Eu pensei umas bobeiras interessantes e ambíguas para escrever para mostrar o quão (pseudo)intelectual eu sou, mas eu lembrei que não sei escrever. E se soubesse também, nenhuma diferença faria. (Sendo assim, já que nenhuma diferença faça, talvez eu saiba escrever, e só não tenha percebido que eu sei. De qualquer forma, em termos práticos, acabo sendo socrático: só sei que não sei. Ou nada sei. Não sei.)

Ainda assim, decidi rascunhar alguma coisa. Se é que posso chamar algo que nunca virará texto de "rascunho". Talvez ele seja um rascunho autossuficiente em si - o que lhe elevaria à categoria de "trabalho final", o que não mudaria o fato de ele ser um médico com licença falsa e jaleco comprado no Saara.

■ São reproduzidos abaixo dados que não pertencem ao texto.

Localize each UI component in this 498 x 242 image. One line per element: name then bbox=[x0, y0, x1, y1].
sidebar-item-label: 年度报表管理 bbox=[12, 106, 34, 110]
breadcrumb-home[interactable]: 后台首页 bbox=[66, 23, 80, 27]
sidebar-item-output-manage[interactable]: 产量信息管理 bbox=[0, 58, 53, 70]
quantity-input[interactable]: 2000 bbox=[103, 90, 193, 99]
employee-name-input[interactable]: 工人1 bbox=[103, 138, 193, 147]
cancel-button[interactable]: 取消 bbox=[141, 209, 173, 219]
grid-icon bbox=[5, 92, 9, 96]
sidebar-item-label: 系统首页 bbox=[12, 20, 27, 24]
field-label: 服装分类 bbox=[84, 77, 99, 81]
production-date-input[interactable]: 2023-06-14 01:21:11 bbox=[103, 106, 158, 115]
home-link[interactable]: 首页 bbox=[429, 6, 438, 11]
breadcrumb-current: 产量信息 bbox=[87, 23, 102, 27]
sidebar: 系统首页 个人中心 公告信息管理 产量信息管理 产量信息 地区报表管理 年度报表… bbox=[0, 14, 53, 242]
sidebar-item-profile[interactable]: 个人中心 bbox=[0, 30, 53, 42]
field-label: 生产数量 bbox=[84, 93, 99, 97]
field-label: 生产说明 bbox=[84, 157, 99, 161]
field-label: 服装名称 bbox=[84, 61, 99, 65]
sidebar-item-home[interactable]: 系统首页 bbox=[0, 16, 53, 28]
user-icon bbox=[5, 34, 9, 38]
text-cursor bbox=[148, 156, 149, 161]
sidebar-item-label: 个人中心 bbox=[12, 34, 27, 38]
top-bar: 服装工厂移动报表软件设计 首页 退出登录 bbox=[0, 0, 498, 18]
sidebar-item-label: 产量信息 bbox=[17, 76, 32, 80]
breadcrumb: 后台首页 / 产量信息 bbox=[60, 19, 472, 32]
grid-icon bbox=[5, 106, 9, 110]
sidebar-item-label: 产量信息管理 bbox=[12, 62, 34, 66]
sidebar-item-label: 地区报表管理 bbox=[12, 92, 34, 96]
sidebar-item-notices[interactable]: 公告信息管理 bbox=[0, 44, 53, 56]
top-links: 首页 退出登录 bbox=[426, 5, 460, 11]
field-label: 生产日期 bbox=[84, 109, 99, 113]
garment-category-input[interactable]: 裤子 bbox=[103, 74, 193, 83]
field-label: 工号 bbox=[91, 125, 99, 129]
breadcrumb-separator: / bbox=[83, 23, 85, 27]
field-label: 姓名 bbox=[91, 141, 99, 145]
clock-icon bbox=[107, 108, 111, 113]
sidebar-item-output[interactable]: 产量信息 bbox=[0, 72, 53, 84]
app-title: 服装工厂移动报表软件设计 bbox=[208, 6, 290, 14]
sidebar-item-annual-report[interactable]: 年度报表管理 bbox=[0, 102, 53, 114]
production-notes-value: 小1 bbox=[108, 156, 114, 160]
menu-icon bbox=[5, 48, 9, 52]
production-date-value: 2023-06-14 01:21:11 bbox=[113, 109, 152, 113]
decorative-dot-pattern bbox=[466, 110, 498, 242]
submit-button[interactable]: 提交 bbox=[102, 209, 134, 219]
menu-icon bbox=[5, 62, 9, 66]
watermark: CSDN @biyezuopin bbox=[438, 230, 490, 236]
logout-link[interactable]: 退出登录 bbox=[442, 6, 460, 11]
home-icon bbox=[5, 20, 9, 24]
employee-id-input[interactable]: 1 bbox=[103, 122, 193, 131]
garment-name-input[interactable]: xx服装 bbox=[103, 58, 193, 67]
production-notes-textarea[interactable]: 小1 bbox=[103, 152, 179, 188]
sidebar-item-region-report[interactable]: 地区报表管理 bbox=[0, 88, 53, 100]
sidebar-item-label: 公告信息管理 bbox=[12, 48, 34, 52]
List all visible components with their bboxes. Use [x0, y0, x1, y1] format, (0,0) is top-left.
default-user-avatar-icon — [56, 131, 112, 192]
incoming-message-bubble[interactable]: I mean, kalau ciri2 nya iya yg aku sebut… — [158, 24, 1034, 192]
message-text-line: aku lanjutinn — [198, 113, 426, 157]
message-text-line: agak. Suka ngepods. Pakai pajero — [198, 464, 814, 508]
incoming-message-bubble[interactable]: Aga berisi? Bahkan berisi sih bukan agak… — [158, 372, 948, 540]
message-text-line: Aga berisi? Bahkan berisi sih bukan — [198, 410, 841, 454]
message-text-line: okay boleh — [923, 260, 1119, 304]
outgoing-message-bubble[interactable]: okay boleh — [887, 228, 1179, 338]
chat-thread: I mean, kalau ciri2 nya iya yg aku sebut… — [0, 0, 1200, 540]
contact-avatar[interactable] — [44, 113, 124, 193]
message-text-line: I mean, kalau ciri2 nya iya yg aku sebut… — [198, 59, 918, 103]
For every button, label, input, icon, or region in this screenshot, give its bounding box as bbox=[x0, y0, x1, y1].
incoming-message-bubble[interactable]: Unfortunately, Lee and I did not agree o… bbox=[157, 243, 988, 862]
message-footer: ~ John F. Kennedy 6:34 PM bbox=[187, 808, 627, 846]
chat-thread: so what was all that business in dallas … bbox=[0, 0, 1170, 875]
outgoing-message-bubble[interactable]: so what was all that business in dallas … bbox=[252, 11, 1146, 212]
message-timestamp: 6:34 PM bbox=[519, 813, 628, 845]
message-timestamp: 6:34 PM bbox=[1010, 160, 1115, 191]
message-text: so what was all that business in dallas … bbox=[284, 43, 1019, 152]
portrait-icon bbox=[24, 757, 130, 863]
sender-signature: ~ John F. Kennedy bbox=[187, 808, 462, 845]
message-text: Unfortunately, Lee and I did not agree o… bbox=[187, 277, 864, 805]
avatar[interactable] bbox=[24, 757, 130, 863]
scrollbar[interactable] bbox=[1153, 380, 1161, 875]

Não sei você, mas não me deixaria ser operado por um cara assim. Então não deixe minhas palavras lhe atingirem.

Mas o que você diz é o que você pensa, e o que você diz tem palavras; daí ou você as bebe e assume os efeitos colaterais ou você simplesmente finge que nada jamais foi dito. Não maleie o dito-não-dito ao seu bel prazer. O copo das palavras nunca está pela metade.

De qualquer forma, quem se importa? Nunca quis chegar à lugar nenhum.